Rennick looked him up and down, and then shrugged. “It wasn’t my idea.” But he was subdued, now. He lifted a hand to his face, rubbing the scruff on his chin.
“You can call the Hawks out,” Kaylin continued. “At least the Aerians—”
“We’ve got Aerians here. They’re not currently in the air,” he added. And then he gave her an odd look. “The Hawks have their own difficulties to worry about. I was sorry to hear the news.”
“What news?”
His whole expression shuttered, not that it was ever all that open.
“Voone, what news? What’s happened?”
“You came from the Halls?”
“The Halls don’t usually have access to Imperial Carriages. What happened?”
“No one died,” he replied, and his tone of voice added yet. “But you might want to check in at the office before you head home.”
She wanted to push him for more, but Severn shook his head slightly. “Ybelline.”
There was no Tha’alani guard at the guardhouse. That position was taken up by a dozen Swords. They wore chain, and they carried unsheathed swords. You’d have to be crazy to rush the gatehouse.
Kaylin approached it quietly and answered the questions the Swords asked; they were all perfunctory. Voone escorted them to the squad and left them there, after mentioning her name loudly enough to wake the dead. She noted all of this and tried to squelch her own fear. Severn was right, of course. They’d come here for Ybelline. But the sympathies of Voone made her nervous.
The Swords hadn’t entered the Quarter; they were met by Tha’alani guards. Four men in armor. Their stalks swiveled toward her as she entered.
She saw that they, too, bore unsheathed swords, and it made her…angry. Those weapons just looked wrong in Tha’alani hands; she wondered if they even knew how to use them.
But using them wasn’t an issue. They bowed to her, almost as one man. “Ybelline is waiting for you,” one told her quietly.
“At her house?”
“Not at her domicile. Demett will take you to her.” The man so identified stepped away from his companions.
&nbs
p; “Where is she?”
“At the longhouse” was his reply—spoken in the stiff and exact cadence that Tha’alani who were unused to speech used. He obviously expected her to know what the longhouse was, and she didn’t bother to correct him.

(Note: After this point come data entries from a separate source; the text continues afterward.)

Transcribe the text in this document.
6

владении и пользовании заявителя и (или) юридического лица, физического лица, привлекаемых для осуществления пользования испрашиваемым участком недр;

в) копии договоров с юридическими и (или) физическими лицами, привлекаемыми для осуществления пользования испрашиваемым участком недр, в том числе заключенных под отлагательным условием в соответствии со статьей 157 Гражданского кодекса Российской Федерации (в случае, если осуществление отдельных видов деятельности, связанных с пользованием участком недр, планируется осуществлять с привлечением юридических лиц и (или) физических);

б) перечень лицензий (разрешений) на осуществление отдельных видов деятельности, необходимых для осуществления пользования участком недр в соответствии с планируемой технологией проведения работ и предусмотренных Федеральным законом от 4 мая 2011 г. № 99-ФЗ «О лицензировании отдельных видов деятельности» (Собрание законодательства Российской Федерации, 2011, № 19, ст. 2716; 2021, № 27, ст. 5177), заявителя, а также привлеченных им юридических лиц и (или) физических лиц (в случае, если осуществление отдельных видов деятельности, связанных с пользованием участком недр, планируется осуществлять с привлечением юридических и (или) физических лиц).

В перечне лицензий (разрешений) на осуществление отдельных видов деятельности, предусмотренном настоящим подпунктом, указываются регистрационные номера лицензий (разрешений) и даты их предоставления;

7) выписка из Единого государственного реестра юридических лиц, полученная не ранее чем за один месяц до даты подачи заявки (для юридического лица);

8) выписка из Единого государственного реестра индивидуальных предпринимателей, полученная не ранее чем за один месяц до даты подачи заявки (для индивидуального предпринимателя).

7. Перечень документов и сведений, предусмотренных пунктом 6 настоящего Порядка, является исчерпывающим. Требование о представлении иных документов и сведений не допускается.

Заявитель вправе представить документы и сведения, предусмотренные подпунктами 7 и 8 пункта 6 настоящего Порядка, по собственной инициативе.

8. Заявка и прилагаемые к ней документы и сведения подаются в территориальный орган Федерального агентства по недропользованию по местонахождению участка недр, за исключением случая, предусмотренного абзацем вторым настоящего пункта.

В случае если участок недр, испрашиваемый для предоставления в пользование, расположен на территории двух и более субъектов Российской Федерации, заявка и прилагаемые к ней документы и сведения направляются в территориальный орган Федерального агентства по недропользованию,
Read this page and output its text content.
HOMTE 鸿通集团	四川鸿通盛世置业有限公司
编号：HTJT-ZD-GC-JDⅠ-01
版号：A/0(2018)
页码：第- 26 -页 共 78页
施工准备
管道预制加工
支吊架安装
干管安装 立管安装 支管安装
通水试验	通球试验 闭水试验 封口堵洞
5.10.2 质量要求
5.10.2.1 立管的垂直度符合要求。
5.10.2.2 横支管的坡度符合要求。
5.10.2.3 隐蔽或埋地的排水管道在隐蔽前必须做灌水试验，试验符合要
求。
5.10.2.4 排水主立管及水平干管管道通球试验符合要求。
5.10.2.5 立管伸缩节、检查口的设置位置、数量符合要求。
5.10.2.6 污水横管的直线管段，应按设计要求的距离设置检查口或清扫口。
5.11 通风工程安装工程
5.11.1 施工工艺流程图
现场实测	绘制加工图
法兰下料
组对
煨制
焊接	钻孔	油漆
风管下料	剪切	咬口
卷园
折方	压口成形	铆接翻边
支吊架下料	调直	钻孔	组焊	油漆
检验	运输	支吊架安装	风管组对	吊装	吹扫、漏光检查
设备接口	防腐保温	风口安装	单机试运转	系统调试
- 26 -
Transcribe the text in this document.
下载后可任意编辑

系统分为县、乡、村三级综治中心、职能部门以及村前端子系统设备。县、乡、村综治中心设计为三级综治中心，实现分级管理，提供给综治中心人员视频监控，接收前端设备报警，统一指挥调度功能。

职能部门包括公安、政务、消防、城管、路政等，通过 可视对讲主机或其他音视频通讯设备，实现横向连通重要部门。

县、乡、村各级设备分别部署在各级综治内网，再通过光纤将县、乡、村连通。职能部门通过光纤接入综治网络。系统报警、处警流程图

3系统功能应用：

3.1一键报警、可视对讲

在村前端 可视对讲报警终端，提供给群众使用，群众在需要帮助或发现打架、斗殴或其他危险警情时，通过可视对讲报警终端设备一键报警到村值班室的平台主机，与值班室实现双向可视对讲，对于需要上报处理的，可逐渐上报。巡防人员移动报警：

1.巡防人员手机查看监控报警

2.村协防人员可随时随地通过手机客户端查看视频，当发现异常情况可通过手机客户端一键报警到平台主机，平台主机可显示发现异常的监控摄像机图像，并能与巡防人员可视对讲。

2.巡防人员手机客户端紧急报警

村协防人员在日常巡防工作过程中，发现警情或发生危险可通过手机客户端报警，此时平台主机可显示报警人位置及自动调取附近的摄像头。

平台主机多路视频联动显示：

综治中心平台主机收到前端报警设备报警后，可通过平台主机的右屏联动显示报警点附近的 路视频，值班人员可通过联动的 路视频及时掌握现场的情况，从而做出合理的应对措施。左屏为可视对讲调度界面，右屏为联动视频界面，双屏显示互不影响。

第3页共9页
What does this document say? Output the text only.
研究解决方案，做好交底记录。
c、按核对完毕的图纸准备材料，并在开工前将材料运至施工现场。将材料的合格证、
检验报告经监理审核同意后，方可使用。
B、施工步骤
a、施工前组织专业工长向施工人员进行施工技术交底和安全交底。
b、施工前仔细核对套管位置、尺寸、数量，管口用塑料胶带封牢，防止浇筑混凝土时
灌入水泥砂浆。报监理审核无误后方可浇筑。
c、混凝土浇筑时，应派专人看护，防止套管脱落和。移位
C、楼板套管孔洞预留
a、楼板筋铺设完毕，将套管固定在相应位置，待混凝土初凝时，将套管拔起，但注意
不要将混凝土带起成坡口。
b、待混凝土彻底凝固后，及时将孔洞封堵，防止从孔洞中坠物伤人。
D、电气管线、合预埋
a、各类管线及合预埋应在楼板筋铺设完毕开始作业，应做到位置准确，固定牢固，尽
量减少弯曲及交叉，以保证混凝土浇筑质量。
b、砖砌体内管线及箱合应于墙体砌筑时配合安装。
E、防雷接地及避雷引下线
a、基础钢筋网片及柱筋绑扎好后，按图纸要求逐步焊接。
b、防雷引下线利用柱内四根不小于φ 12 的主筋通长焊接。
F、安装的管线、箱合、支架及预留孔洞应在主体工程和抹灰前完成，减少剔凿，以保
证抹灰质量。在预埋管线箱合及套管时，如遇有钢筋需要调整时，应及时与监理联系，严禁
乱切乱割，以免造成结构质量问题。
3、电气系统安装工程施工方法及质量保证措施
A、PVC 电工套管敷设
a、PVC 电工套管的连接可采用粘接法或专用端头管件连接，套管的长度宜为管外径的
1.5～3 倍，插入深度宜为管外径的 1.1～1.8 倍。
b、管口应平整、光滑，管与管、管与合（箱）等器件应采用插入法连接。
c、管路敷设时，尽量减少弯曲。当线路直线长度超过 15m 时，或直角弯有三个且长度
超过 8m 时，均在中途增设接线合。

She followed him, and it took her a moment to realize why the streets here felt so wrong—they were empty. Usually walking down a Tha’alani street was like walking in the Foundling Hall—it was a gauntlet of little attention-seeking children, with their open curiosity and their utter lack of decorum.
She didn’t care for the change. Hell, even the plants were drooping. Rennick walked between Severn and her, and made certain that there was always at least one body between him and the nearest Tha’alani. He wasn’t overly obvious about it, but it rankled. Even when Kaylin had been terrified of the Tha’alani, she wouldn’t have tried to hide. One, it wouldn’t have done much good and two—well, two, she didn’t casually throw strangers to fates she herself feared.
It was not going to be easy working with Rennick. She spared him a glance every so often, which was more than any of the Tha’alani did. They hadn’t even questioned his presence. It would have been convenient if they had. He’d be on the other side of the gates, where he’d be marginally less annoying.
The guards walked past the latticework of open—and utterly empty—fountains; past the blush of bright pink, deep red and shocking blue flower beds that bordered them; past the neat little circular domes that reminded Kaylin of nothing so much as hills. And if those homes were hills, they were approaching a small fortress that nestled among them. It was two stories tall, and the beams that supported the clay face were almost as wide as she was, and certainly taller. It was larger by far than the building in which Ybelline, the castelord—a word that didn’t suit her at all—chose to live. It was almost imposing.
It was also bloody crowded.
It boasted normal doors—rectangular doors, not the strange ones that adorned most of the Tha’alani homes; these doors weren’t meant to blend with the structure. They stood out. And they were pulled wide and pegged open. Which, given the number of people on the other side of them, made sense—closed doors would have made breathing anything but stale air and sweat almost impossible. As it was, it was dicey.